Through all of this, Harrell gets stiff competition from his nose for the audience's attention. It's not just big; it is like a Utah mountain rock face that changes according to your perspective and the light hitting it. It's certainly long, it hooks according to its mood, and yet it resembles a pig snout for audience members looking up at him from row B. In one scene, Harrell jumps onto a table, and with the Blackfriars' chandeliers lowered for this season, you fear Cyrano's nose might catch fire.
As Harrell competes with his nose, his character is competing with Rostand's penchant for melodrama and overlong scenes. This is a playwright who obviously has become enamored of Cyrano, too. But with Harrell's portrayal of the character, we don't feel any of the plot's shallowness or the play's length. We feel only heartbreak when Cyrano triumphs in the knowledge that his words have wooed Roxane and she is truly in love with him, though his words are put in Christian's mouth and letters, and it is he she marries. We feel frustration and great sympathy when both Christian and Cyrano learn at a moment of crisis the true nature of Roxane's love, but Cyrano outwits Christian to maintain their ruse, for both her sake and Christian's sake, which shows the full depth of his own love for Roxane. And in the end, as Cyrano's inevitable death creeps forward, we, like Roxane, hang on to him, not wanting to let go—indeed, wishing we could get a do-over and bring him the happiness he so deserves.

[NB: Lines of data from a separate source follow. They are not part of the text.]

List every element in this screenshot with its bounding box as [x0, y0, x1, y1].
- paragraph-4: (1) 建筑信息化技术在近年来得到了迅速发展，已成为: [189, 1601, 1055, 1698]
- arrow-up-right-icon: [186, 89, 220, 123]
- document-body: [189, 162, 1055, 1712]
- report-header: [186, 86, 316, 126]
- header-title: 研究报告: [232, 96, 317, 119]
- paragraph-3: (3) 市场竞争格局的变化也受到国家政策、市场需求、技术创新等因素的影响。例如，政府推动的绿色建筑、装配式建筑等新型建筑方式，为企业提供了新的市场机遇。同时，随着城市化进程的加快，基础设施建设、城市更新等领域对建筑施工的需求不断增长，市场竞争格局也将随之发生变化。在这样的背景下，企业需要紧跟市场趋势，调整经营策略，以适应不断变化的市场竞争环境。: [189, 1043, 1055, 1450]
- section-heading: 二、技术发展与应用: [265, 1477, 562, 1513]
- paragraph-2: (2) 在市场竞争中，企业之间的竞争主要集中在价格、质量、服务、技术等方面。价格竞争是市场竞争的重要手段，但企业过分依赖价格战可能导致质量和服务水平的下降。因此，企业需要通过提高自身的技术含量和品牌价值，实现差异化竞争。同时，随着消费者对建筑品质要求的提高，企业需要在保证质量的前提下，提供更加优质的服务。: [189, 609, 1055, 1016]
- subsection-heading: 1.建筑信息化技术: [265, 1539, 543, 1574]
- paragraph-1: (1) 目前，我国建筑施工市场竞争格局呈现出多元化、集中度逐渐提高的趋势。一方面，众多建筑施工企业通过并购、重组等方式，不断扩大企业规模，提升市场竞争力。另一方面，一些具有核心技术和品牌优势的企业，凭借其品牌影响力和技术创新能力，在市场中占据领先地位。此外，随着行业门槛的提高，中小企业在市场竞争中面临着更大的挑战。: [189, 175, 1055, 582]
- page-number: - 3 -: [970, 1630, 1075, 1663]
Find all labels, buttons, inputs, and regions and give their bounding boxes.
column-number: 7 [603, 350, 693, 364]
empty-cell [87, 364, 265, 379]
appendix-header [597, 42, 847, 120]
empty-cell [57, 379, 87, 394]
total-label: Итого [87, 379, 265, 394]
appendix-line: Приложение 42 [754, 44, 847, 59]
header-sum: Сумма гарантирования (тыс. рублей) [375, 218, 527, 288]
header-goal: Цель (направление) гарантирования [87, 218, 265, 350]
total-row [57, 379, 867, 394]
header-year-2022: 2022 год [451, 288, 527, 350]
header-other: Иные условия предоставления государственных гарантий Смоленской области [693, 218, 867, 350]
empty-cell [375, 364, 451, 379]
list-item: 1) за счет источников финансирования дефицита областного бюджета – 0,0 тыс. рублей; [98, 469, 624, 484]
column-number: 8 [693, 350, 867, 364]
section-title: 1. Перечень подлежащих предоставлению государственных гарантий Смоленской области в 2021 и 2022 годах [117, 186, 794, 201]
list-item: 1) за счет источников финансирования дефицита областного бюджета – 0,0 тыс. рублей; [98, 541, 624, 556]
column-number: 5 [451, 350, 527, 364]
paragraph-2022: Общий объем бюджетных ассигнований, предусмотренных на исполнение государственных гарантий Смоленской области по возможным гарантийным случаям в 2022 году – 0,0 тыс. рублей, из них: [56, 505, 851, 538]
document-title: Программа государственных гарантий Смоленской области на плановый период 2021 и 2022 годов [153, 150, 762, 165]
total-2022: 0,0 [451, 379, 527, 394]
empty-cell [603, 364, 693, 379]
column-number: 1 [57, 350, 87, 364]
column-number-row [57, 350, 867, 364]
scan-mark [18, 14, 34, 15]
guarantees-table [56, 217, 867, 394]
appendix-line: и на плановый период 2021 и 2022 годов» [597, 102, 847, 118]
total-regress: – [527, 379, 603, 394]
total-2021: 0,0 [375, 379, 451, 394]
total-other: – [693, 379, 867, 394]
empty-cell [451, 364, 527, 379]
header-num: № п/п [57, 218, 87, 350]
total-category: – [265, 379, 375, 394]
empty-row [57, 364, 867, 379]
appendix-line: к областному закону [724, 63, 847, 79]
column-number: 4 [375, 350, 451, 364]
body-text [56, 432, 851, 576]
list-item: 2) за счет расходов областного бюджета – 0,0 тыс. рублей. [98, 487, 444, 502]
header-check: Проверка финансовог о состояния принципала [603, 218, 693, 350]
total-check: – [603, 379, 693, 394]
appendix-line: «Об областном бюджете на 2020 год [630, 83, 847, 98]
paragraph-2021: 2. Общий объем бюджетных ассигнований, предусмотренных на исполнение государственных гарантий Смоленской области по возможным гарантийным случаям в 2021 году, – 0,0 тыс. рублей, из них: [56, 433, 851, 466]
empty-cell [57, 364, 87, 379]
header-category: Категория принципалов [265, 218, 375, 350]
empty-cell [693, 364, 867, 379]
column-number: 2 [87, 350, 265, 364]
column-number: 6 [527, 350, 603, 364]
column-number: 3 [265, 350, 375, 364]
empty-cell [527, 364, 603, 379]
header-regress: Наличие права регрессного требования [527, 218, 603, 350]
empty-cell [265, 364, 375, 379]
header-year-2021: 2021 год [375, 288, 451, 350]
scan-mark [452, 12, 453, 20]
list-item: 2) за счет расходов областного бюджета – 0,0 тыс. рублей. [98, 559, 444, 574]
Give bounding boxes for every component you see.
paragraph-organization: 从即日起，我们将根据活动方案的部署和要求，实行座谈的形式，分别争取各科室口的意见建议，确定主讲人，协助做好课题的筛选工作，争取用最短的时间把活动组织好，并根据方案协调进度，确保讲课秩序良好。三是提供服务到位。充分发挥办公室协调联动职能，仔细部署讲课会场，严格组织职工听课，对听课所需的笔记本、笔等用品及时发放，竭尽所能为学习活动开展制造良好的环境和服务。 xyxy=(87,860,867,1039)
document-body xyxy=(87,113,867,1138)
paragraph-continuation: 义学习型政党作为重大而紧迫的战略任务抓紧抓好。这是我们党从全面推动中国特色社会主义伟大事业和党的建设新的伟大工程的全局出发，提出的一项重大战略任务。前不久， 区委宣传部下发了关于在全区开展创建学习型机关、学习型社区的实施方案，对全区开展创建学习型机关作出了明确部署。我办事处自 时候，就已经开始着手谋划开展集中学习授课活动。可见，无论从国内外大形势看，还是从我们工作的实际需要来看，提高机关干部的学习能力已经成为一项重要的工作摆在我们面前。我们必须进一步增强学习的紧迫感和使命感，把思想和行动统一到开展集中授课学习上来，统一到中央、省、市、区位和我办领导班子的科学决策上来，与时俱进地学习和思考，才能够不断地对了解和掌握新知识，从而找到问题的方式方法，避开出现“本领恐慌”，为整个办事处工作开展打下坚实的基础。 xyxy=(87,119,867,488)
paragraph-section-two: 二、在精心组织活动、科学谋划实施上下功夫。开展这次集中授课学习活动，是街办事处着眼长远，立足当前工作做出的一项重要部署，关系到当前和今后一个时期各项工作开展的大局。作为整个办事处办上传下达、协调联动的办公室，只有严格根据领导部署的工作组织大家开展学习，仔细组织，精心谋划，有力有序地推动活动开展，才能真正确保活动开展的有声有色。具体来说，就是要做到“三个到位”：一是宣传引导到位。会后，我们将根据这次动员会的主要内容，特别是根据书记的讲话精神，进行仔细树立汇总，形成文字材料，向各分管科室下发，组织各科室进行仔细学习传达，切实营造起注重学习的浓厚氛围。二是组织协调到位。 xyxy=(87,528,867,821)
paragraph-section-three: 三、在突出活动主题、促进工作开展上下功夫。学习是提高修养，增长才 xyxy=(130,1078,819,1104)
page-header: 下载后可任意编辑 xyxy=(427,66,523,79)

Except, that Cyrano wouldn't want a do-over or, if he got one, he wouldn't change a thing. He seems to thrive on sadness and sacrifice. Maybe the feeling at play's end is not that he should live again but that, despite the fact the show has well passed the three-hour point, he should live longer. It is telling, though, that he does not die alone. He dies in Roxane's arms and in the company of his most loyal followers: Le Bret, Ragueneau, and us. We mourn the too-early loss of this giant personality; but we are more than fulfilled by the giant talent who shared that life with us.